ROZDZIAŁ XXIV
-Dzień dobry...- odetchnęłam głęboko- Chciałabym zgłosić przestępstwo.
-W porządku?- odezwał się, gdy odłożyłam słuchawkę.
-Nie wiem... Mam wrażenie, że źle zrobiłam, że nie powinnam mieszać się w ich rodzinne sprawy.
-Dobrze zrobiłaś.
-Kiedyś widziałam jego plecy, ale te siniaki były wyblakłe- ciągnęłam nie zważając na słowa przyjaciela- Mówił, że tylko się wywrócił. Uwierzyłam mu, nie miałam podstaw, by tego nie robić.
-Ach, o tym nie wspominałaś.
-Nie chciałam tego rozpowiadać. Dalej nie chcę, więc...
-W porządku, nikomu nie powiem- otworzył drzwi od budki i mnie przepuścił.
-A co, jeśli on naprawdę tylko upadł? Co jeśli wszystko źle zinterpretowałam?- zatrzymałam się.

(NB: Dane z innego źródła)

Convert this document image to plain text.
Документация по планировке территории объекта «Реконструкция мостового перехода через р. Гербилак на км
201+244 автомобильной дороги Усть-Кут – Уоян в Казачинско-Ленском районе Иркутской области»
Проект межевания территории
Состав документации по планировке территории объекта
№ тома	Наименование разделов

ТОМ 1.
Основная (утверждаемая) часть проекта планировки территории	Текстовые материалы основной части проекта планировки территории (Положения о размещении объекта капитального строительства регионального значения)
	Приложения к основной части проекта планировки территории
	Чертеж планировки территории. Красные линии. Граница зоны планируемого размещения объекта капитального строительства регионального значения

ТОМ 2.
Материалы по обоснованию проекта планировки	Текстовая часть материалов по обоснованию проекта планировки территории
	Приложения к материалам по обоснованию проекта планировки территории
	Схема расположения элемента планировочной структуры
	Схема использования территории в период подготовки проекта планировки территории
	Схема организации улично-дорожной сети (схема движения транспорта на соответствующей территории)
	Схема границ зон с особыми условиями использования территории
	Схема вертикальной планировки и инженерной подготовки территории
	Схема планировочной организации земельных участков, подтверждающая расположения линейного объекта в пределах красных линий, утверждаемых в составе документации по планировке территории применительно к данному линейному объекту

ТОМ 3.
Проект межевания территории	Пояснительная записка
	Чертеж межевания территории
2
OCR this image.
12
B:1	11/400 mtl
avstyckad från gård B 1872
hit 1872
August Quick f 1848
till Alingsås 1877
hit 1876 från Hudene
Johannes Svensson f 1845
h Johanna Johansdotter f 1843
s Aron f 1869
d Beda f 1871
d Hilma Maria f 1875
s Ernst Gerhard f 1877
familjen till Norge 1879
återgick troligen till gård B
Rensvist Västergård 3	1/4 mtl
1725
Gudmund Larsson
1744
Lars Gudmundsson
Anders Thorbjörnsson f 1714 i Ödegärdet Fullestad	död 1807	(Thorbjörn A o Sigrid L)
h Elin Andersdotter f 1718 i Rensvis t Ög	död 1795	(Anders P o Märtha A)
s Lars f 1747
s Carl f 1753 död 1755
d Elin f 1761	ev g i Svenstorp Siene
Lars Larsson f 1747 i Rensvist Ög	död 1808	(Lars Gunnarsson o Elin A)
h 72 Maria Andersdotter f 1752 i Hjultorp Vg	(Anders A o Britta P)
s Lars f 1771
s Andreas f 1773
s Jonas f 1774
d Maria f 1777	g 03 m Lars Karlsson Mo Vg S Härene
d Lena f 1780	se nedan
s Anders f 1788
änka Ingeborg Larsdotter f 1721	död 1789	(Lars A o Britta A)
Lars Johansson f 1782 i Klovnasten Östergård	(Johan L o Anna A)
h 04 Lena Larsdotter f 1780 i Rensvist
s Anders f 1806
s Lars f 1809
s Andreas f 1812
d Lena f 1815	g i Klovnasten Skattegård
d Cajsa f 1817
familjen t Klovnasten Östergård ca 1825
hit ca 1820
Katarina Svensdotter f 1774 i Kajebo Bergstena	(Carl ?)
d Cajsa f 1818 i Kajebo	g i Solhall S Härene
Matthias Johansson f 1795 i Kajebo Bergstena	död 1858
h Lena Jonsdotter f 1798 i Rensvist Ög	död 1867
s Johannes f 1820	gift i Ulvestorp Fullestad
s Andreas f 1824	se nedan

-Zgłosiłaś możliwość pobicia nieletniej osoby. Oni to sprawdzą. Jeśli nic takiego się nie wydarzyło, to trudno. Ale jeśli tak... Zapobiegłaś tragedii. Możesz być z siebie dumna, że to zrobiłaś.
-T-tak, masz rację. Dziękuję, dziękuję, że tu ze mną byłeś. Sama chyba nie miałabym odwagi- przytuliłam go. Zaskoczony odwzajemnił uścisk.
-Rozmawiałaś dziś z Kastielem?
-Nie, dlaczego?
-Dziwnie się ostatnio zachowuje, nie zauważyłaś?
-Nie, jakoś nie miałam okazji. Ale idziesz dziś do niego, tak?
-Ech, tak. Po prostu się o niego martwię.
-To zrozumiałe, w końcu to twój przyjaciel. Wiesz, muszę lecieć- uśmiechnęłam się przepraszająco- Jeszcze raz bardzo ci dziękuję.
-Zawsze możesz na mnie liczyć- uśmiechnął się- Do zobaczenia jutro. Pożegnaliśmy się i ruszyłam w stronę domu. Mijając kafejkę skierowałam wzrok na nasz pusty stolik. Nie czekając, skręciłam w lewo. Szłam wolnym krokiem rozmyślając o wszystkich sytuacjach, które ostatnio się wydarzyły. Ethan... Dlaczego pojawił się właśnie teraz? Na co on liczy? Na to, że do siebie wrócimy? Nie, ja nie potrafię zapomnieć tego jak mnie potraktował. Zerwał, gdy miałam... Chwila, przecież ja zrobiłam to samo Natanielowi. Ale ze mnie hipokrytka. Kurwa. Ale przecież ja wróciłam, nie było mnie tylko tydzień. Tydzień! Z Ethanem przerodziło się to w trzy cholerne miesiące. A Kastiel? Kolejny, który zaprząta moją głowę. Też prosi o drugą szansę. A ja? Co mam zrobić? Nie mam najmniejszego pojęcia. Ethan... przy nim zawsze czułam się dobrze. Spędziliśmy ze sobą trzy piękne lata. Ale to nie z nim przeżyłam swój pierwszy raz. Cholera, dlaczego to tak zobowiązuje? Właśnie! Miałam udać się do lekarza. Tak bardzo boję się tej wizyty. To złamie Natanielowi serce. Nie chcę go ranić...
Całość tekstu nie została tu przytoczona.